Au mot « manger », Briar se souvint qu’elle avait faim, et, comme s’il l’avait entendue, son ventre gargouilla, ce qui lui fit un mal atroce aux côtes. Zélie, en l’entendant, sourit et sa tête disparut – elle était sûrement aller chercher de la nourriture. Ce nouveau vide sous les yeux de Briar lui permit de voir le plafond. Il était en bois, et ressemblait grandement à celui du Temps perdu, l’auberge dans laquelle elle travaillait, au Val.
« Où sommes-nous, plus précisément ? » demanda-t-elle.
Gavroche fit un sourire qui dévoila toutes ses dents, puis il la redressa le plus délicatement qu’il put, soutenant son dos avec des coussins. Elle put alors observer à son aise la salle dans laquelle elle était.
Il était facile de la décrire en trois mots : elle était petite, exiguë, étroite. Simple, modeste, rudimentaire.
« Bienvenue à la Terre d’Ellsworth, gente damoiselle ! » rit le petit garçon.
Briar réfléchit un instant. La Terre d’Ellsworth… Ce pays, situé au Nord d’Ysberg - enfin, ce qu’il en restait - était celui dont ils avaient effectivement prévu de passer la frontière. Il se trouvait entre Ysberg et le Val, aussi Briar se sentit plus proche de chez elle que jamais. Un frisson d’excitation remonta dans tout son corps, et elle eut hâte de retrouver sa famille. Tant d’aventures les avaient séparés… Mais, à présent, elle était prête à retourner chez elle. Enfin.

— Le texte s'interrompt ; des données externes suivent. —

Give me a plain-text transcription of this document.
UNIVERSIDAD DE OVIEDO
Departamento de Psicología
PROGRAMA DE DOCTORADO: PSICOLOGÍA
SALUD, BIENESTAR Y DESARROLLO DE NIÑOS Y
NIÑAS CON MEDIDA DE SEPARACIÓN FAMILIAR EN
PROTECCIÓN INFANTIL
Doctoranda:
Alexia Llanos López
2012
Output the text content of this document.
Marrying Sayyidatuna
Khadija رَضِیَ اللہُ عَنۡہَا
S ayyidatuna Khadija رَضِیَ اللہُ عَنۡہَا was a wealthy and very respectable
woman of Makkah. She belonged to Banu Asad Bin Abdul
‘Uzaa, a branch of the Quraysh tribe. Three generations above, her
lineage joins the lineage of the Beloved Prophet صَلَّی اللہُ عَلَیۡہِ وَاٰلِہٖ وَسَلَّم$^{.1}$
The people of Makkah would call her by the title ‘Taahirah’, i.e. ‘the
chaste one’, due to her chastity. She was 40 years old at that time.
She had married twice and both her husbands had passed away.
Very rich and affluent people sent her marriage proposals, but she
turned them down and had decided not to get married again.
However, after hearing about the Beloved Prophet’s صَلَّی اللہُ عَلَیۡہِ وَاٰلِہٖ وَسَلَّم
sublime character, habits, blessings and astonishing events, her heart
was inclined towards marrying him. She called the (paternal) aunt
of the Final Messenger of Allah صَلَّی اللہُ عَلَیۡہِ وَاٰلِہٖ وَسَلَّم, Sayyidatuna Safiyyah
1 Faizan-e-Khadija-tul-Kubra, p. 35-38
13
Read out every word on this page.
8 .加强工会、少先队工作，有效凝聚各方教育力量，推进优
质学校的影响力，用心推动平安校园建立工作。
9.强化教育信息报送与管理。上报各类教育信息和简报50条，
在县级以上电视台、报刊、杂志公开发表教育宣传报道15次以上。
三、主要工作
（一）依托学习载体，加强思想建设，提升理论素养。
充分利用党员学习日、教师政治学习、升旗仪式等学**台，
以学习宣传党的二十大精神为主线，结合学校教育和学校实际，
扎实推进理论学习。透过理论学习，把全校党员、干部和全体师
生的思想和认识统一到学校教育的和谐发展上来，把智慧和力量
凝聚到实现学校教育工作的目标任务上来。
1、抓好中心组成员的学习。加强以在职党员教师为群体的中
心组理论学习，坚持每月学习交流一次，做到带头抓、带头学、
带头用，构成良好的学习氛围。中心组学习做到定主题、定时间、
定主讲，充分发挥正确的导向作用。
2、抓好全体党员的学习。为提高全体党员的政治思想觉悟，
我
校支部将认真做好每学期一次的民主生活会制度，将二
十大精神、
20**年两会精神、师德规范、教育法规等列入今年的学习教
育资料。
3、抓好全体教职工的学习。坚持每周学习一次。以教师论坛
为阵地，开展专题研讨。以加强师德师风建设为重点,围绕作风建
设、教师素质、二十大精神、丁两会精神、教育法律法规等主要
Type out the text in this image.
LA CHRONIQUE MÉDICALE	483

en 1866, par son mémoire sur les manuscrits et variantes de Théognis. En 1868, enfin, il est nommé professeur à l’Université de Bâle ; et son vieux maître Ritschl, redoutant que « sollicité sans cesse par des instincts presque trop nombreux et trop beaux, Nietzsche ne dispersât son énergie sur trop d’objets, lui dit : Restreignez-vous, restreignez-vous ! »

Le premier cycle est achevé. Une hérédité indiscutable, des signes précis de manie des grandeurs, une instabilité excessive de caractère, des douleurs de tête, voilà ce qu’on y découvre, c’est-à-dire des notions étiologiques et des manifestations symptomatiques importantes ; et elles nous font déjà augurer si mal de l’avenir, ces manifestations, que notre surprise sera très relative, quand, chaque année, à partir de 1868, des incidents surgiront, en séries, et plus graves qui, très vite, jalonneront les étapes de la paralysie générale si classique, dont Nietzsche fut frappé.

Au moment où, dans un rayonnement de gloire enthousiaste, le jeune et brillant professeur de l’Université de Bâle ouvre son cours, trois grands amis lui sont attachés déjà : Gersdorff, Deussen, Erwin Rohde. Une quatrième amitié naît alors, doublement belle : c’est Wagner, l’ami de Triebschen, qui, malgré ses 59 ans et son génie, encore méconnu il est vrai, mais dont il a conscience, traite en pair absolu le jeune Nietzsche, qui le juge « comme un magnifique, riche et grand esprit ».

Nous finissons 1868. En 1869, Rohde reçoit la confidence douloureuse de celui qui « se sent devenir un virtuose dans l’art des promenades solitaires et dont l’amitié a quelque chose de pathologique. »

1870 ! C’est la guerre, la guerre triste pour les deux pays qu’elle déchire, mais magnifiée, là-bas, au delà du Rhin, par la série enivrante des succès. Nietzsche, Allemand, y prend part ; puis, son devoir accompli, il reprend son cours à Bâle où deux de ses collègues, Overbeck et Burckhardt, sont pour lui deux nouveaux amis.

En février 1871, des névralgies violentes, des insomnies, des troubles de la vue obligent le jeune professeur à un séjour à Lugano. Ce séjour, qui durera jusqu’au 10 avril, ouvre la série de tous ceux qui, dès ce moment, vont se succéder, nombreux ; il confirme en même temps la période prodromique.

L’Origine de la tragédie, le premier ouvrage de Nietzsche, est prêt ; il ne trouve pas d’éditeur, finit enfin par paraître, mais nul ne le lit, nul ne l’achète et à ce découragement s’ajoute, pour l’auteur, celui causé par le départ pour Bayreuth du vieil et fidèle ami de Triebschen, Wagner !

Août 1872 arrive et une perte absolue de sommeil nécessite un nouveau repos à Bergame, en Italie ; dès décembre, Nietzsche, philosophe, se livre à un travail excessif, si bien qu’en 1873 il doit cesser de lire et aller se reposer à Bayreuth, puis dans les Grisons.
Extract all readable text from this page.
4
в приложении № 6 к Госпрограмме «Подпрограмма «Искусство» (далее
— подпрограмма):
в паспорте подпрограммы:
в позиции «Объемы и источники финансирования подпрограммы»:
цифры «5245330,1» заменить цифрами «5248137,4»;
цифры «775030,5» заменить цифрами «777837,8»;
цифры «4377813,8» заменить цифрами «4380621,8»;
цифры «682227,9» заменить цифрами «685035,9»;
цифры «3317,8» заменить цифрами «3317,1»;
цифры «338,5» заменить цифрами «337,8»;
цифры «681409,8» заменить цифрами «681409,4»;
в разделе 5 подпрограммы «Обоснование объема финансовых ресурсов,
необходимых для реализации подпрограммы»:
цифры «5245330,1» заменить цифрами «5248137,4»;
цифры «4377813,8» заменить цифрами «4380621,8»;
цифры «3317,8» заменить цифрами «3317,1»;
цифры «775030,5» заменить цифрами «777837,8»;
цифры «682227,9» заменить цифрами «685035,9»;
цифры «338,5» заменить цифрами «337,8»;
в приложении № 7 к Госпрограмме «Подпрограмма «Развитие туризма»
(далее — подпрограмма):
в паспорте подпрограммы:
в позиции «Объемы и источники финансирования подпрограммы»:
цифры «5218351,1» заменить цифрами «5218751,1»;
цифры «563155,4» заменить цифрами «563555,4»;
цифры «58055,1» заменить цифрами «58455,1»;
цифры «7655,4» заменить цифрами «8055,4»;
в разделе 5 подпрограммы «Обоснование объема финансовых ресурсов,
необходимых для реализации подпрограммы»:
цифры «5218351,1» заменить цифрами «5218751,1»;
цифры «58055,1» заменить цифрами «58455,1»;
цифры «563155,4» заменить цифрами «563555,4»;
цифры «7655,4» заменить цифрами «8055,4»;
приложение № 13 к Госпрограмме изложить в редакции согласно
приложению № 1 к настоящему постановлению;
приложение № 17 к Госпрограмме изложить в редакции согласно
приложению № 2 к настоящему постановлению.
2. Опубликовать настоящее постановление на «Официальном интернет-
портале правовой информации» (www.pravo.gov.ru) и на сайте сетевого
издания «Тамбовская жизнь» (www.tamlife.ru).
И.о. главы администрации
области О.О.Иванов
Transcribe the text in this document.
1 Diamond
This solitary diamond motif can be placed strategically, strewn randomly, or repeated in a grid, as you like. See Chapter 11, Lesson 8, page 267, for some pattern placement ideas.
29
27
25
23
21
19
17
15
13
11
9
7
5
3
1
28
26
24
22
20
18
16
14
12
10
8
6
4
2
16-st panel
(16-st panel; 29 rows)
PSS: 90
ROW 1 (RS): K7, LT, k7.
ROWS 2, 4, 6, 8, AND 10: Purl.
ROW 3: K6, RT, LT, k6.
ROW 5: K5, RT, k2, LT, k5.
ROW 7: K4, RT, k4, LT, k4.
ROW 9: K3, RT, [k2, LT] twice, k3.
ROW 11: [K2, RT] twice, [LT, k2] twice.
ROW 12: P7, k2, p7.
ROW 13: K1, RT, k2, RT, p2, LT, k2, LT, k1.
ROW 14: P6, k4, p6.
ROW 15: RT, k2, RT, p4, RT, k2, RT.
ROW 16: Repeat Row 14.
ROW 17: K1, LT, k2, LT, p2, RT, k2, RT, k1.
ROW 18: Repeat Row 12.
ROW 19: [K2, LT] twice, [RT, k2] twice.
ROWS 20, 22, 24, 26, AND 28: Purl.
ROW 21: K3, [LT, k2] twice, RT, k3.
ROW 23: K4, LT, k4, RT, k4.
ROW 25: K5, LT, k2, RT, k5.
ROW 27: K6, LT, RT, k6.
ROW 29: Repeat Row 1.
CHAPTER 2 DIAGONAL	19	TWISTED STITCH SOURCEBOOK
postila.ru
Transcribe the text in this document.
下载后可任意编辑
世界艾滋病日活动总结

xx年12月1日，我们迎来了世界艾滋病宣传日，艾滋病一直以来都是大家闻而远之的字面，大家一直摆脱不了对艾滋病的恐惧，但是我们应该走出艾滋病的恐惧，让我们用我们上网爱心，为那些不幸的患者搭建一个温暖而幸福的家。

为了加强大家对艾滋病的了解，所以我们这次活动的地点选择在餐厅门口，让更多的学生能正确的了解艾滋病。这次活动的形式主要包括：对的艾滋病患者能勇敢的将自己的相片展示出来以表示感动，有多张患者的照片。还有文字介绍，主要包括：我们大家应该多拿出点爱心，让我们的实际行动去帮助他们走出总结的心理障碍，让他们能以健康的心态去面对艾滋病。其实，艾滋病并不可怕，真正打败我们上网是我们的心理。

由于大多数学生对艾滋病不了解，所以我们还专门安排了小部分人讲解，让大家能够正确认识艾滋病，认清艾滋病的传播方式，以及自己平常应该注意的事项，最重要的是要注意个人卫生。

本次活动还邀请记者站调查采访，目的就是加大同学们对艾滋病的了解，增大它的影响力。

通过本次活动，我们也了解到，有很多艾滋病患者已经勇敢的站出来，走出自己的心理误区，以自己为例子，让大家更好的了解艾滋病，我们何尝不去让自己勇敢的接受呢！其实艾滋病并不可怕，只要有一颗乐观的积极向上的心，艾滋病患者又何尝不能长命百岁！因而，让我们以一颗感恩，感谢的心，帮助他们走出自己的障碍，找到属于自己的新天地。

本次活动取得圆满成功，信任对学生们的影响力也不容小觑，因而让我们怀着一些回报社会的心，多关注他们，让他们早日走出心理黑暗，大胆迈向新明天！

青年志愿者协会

Gavroche la regarda, tête penchée.
« Tu… tu vas guérir, pas vrai ? »
Briar lui sourit avec un peu de mal. Elle remonta légèrement sa chemise, et observa, pour la première fois, sa plaie. Un trou noir, légèrement rouge, qui aurait pu former le point à la phrase de sa vie. Elle se sentit légèrement nauséeuse en voyant les coutures qui subsistaient, et songea qu’elle devait avoir pâli. La tache était propre, certes, mais cette tache aurait pu lui arracher la vie. C’était une marque indélébile, dessinée par une balle ridiculement petite, mais qui l’avait menée jusqu’aux larges portes d’ébène séparant ce monde de celui des morts.
« Tout va bien ? »
Briar releva la tête vers Gavroche, qui se rapprochait d’elle à pas lents, une lueur inquiète dans le regard. Il jeta un coup d’œil soucieux à sa blessure ; sa gorge se souleva, comme portée par un vomi refoulé, et il détourna rapidement le regard.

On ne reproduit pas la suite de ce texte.